Un an après le tremblement de terre, la vie suspendue dans les “bidonvilles” du Haut Atlas


“Ce n’est pas un village dans lequel nous vivons, mais un kariane (‘bidonville’, NDLR) !” nous lance cet habitant de Talat N’Yaaqoub quand on lui fait remarquer qu’une toute nouvelle cité a été bricolée entre les différentes tentes, cabanes et préfabriqués de la principale place de cette commune rurale d’une dizaine de milliers d’habitants. À Talat N’Yaaqoub, un bidonville est né en quelques mois. L’ancien marché a laissé place à un quartier informel fait de bric et de broc, composé d’un souk improvisé et d’habitations de fortune.

Pendant un an, loin de s’en douter, les habitants ont constitué leur propre “ghetto”. Leurs conditions de vie et situation sont misérables. Eux, ce sont les victimes d’Al-Haouz.

Rembobinons. Le 8 septembre 2023 au soir, la terre tremble dans cette province. Quelques heures plus tard, deux noms de localités font la une des médias nationaux et internationaux : Ighil et Talat N’Yaaqoub.

La première, d’une poignée d’âmes et nichée dans les montagnes de l’Atlas, est officiellement l’épicentre du séisme. La seconde, à une dizaine de kilomètres de là, était devenue, après près d’une journée de désenclavement, l’avant-poste des secouristes et militaires. Le Desk s’était rendu dans les deux localités pour des reportages sur le terrain.

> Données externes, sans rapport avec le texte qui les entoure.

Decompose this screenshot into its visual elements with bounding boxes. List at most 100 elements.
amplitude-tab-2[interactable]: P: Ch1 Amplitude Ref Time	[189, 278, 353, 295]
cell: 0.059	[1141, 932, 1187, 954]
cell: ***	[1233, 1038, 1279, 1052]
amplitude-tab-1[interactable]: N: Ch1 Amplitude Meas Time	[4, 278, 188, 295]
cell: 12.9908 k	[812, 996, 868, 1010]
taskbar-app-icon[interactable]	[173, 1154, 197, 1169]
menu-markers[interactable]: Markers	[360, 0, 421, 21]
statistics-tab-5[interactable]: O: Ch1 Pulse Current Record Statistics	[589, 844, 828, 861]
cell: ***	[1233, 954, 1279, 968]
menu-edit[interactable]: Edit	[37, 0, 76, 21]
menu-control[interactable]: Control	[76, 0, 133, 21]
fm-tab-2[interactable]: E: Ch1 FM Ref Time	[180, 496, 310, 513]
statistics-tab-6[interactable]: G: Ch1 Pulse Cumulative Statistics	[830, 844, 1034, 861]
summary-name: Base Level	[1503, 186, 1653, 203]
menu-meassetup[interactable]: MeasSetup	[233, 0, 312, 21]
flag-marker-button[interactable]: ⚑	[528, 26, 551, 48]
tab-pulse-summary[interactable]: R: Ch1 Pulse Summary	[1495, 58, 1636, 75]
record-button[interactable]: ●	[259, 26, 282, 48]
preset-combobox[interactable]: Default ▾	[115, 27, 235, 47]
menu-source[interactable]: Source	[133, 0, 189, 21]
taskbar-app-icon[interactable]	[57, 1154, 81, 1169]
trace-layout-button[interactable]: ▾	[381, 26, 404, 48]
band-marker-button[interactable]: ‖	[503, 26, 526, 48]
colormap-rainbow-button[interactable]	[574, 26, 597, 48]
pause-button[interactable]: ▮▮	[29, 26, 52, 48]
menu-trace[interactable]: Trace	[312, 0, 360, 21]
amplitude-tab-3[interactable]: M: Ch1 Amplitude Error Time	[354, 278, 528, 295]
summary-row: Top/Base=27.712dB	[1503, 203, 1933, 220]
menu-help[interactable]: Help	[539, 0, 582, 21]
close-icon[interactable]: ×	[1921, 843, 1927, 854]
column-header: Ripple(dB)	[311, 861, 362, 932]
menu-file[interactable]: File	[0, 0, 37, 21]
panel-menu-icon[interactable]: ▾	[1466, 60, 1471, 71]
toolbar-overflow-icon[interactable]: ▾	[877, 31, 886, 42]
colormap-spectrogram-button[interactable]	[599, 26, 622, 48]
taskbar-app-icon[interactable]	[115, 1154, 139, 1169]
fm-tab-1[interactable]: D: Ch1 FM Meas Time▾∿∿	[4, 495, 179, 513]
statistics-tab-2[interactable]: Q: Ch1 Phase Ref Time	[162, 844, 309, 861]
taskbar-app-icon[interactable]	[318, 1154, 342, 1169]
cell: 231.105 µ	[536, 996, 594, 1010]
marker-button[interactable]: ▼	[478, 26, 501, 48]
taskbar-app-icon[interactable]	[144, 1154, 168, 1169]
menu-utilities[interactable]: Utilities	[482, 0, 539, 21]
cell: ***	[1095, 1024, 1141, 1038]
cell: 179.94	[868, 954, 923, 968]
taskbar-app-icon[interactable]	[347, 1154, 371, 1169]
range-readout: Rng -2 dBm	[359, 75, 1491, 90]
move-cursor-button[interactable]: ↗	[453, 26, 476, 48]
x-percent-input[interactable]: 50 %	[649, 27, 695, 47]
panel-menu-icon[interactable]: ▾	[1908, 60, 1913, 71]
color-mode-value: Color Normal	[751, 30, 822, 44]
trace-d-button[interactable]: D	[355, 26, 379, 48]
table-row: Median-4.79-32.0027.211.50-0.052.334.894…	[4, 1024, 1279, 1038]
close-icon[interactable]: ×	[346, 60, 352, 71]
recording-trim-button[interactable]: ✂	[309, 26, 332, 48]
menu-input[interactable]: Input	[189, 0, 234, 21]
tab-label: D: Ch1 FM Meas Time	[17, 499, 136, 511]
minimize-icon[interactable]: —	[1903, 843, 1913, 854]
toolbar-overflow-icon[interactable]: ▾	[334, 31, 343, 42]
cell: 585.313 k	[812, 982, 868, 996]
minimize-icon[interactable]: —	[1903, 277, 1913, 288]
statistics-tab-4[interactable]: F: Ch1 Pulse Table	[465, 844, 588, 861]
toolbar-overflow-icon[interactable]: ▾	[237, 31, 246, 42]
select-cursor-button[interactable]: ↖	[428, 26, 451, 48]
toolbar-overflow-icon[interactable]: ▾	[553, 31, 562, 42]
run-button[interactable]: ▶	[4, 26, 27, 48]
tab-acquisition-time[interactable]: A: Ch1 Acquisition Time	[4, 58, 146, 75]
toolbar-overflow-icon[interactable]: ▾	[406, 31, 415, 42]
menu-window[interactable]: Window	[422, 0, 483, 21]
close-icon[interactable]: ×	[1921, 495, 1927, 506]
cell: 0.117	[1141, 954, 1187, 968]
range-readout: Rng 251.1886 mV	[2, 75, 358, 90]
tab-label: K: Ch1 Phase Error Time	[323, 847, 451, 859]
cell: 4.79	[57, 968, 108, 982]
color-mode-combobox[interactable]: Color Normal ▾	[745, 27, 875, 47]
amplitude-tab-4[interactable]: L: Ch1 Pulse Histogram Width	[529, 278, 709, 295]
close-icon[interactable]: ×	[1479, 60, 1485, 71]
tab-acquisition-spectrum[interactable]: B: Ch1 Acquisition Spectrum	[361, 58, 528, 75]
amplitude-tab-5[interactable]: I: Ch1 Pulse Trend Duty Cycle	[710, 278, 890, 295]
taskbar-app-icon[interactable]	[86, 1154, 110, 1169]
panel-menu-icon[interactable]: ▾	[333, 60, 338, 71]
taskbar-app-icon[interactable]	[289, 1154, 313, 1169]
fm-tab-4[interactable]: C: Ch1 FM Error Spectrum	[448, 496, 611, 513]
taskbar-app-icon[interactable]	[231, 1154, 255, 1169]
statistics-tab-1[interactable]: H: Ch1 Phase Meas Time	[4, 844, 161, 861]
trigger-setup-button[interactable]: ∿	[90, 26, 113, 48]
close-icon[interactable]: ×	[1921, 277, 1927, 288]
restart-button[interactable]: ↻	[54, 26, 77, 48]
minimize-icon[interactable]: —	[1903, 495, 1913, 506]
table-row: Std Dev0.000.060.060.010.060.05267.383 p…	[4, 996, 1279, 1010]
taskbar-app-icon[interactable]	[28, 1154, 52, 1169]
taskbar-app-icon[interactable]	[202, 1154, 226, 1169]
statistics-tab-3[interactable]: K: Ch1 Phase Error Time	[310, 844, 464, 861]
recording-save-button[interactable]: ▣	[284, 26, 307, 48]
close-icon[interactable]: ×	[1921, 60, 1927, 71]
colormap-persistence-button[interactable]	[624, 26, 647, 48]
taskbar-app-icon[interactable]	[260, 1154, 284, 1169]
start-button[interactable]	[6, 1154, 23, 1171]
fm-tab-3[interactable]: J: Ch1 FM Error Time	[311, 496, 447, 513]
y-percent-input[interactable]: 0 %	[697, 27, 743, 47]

L’urgence humanitaire passée, la question s’était vite posée : le Maroc serait-il à la hauteur pour reloger convenablement les rescapés et leur garantir un retour à une vie à peu près normale ? Un an après, le 30 août, notre équipe est retournée sur place pour s’enquérir de la situation. Talat N’Yaaquoub, dans la province d’Al-Haouz, fait partie des localités les plus touchées par le séisme du 8 septembre 2023. Courrier international d’après USGS et “The New York Times”

“On ne peut faire qu’attendre”

Pour le moment, les habitants de Talat N’Yaaqoub comme ceux d’Ighil semblent bien loin de tout projet de reconstruction.

Les familles s’entassent dans des préfabriqués blancs. Des noms sont inscrits sur les portes de certains bungalows. Ceux des résidents ? Du tout.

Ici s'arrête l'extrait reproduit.